Gene transfer is still research for two reasons. One is that not enough children have been studied to tell if the procedure is consistently successful. Of the 20 children enrolled in the previous two trials, one child did not have correction of the immune system, and died of complications after undergoing stem cell transplant. The second important reason why gene transfer is research is that we are still learning about the side effects of gene transfer and how to do gene transfer safely. In the last two trials, 5 children have experienced a serious side effect. These children developed leukemia related to the gene transfer itself. Leukemia is a cancer of the white blood cells, a condition where a few white blood cells grow out of control. Of these children, 4 of the 5 have received chemotherapy (medication to treat cancer) and are currently in remission (no leukemia can be found by sensitive testing), whereas one died of gene transfer-related leukemia.
Severe Combined Immunodeficiency
Biological: Gene transfer
|Study Design:||Endpoint Classification: Safety/Efficacy Study
Intervention Model: Single Group Assignment
Masking: Open Label
Primary Purpose: Treatment
|Official Title:||Multi-institutional Phase I/II Trial Evaluating the Treatment of SCID-X1 Patients With Retrovirus-mediated Gene Transfer|
- CD3 cell count post transfusion [ Time Frame: 6 Months Post Gene Transfer ] [ Designated as safety issue: No ]Immunological reconstitution defined as absolute CD3 cells of >300/μl and PHA stimulation index >15 at 6 months post infusion
- Incidence of life-threatening adverse reactions related to the gene therapy procedure. [ Time Frame: Up to 15 years post gene transfer ] [ Designated as safety issue: Yes ]Incidence of life-threatening adverse reactions related to the gene therapy procedure.
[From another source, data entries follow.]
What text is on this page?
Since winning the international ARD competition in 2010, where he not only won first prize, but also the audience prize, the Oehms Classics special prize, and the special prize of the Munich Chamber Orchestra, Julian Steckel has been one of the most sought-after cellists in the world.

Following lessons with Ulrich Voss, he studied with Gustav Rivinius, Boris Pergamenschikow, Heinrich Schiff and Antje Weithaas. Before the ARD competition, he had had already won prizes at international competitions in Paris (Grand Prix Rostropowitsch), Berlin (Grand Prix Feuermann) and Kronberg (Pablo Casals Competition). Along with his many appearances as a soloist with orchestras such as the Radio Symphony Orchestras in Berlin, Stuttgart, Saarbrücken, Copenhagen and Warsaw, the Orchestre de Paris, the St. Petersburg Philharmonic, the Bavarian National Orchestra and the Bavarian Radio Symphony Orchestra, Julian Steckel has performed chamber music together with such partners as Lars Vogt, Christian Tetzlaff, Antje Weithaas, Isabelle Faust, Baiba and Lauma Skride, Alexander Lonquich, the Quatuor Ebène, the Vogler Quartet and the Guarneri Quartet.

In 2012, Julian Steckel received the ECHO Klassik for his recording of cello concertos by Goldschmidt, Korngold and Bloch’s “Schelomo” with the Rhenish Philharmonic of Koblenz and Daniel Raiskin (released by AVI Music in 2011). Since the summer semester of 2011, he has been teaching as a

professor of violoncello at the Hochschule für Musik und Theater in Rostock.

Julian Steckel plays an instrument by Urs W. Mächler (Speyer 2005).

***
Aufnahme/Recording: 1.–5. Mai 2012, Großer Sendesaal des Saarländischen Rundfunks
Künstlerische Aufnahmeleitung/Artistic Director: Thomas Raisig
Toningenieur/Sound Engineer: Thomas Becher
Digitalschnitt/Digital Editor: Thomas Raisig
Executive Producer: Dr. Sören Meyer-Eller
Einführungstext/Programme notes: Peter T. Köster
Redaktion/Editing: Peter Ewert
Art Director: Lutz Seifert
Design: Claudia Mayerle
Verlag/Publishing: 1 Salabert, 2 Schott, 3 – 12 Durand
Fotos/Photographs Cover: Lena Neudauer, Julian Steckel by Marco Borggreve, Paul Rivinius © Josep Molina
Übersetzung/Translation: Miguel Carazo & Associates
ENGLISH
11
- Molecular characterization of gene transfer. [ Time Frame: Up to 15 years post gene transfer ] [ Designated as safety issue: No ]
- Ability to mount antibody responses to vaccination. [ Time Frame: Within 18 Months post standard vaccination to tentanus ] [ Designated as safety issue: No ]
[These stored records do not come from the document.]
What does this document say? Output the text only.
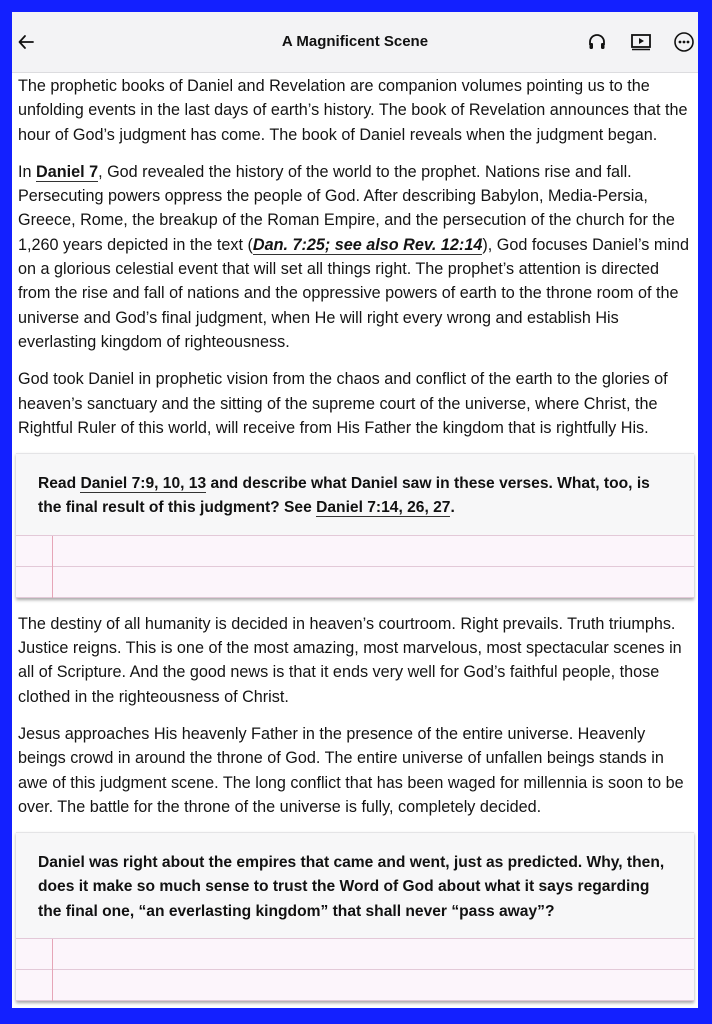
A Magnificent Scene

The prophetic books of Daniel and Revelation are companion volumes pointing us to the unfolding events in the last days of earth’s history. The book of Revelation announces that the hour of God’s judgment has come. The book of Daniel reveals when the judgment began.

In Daniel 7, God revealed the history of the world to the prophet. Nations rise and fall. Persecuting powers oppress the people of God. After describing Babylon, Media-Persia, Greece, Rome, the breakup of the Roman Empire, and the persecution of the church for the 1,260 years depicted in the text (Dan. 7:25; see also Rev. 12:14), God focuses Daniel’s mind on a glorious celestial event that will set all things right. The prophet’s attention is directed from the rise and fall of nations and the oppressive powers of earth to the throne room of the universe and God’s final judgment, when He will right every wrong and establish His everlasting kingdom of righteousness.

God took Daniel in prophetic vision from the chaos and conflict of the earth to the glories of heaven’s sanctuary and the sitting of the supreme court of the universe, where Christ, the Rightful Ruler of this world, will receive from His Father the kingdom that is rightfully His.

Read Daniel 7:9, 10, 13 and describe what Daniel saw in these verses. What, too, is the final result of this judgment? See Daniel 7:14, 26, 27.

The destiny of all humanity is decided in heaven’s courtroom. Right prevails. Truth triumphs. Justice reigns. This is one of the most amazing, most marvelous, most spectacular scenes in all of Scripture. And the good news is that it ends very well for God’s faithful people, those clothed in the righteousness of Christ.

Jesus approaches His heavenly Father in the presence of the entire universe. Heavenly beings crowd in around the throne of God. The entire universe of unfallen beings stands in awe of this judgment scene. The long conflict that has been waged for millennia is soon to be over. The battle for the throne of the universe is fully, completely decided.

Daniel was right about the empires that came and went, just as predicted. Why, then, does it make so much sense to trust the Word of God about what it says regarding the final one, “an everlasting kingdom” that shall never “pass away”?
- Normalization of nutritional status, growth, and development [ Time Frame: Up to 15 years post gene transfer ] [ Designated as safety issue: Yes ]
|Study Start Date:||April 2010|
|Estimated Study Completion Date:||April 2030|
|Estimated Primary Completion Date:||April 2015 (Final data collection date for primary outcome measure)|
Experimental: Gene Transfer
open label single arm study
Biological: Gene transfer
Two procedures: 1) Bone marrow harvest from the patient's posterior iliac crests. 2)One time infusion of patient's transduced bone marrow cells.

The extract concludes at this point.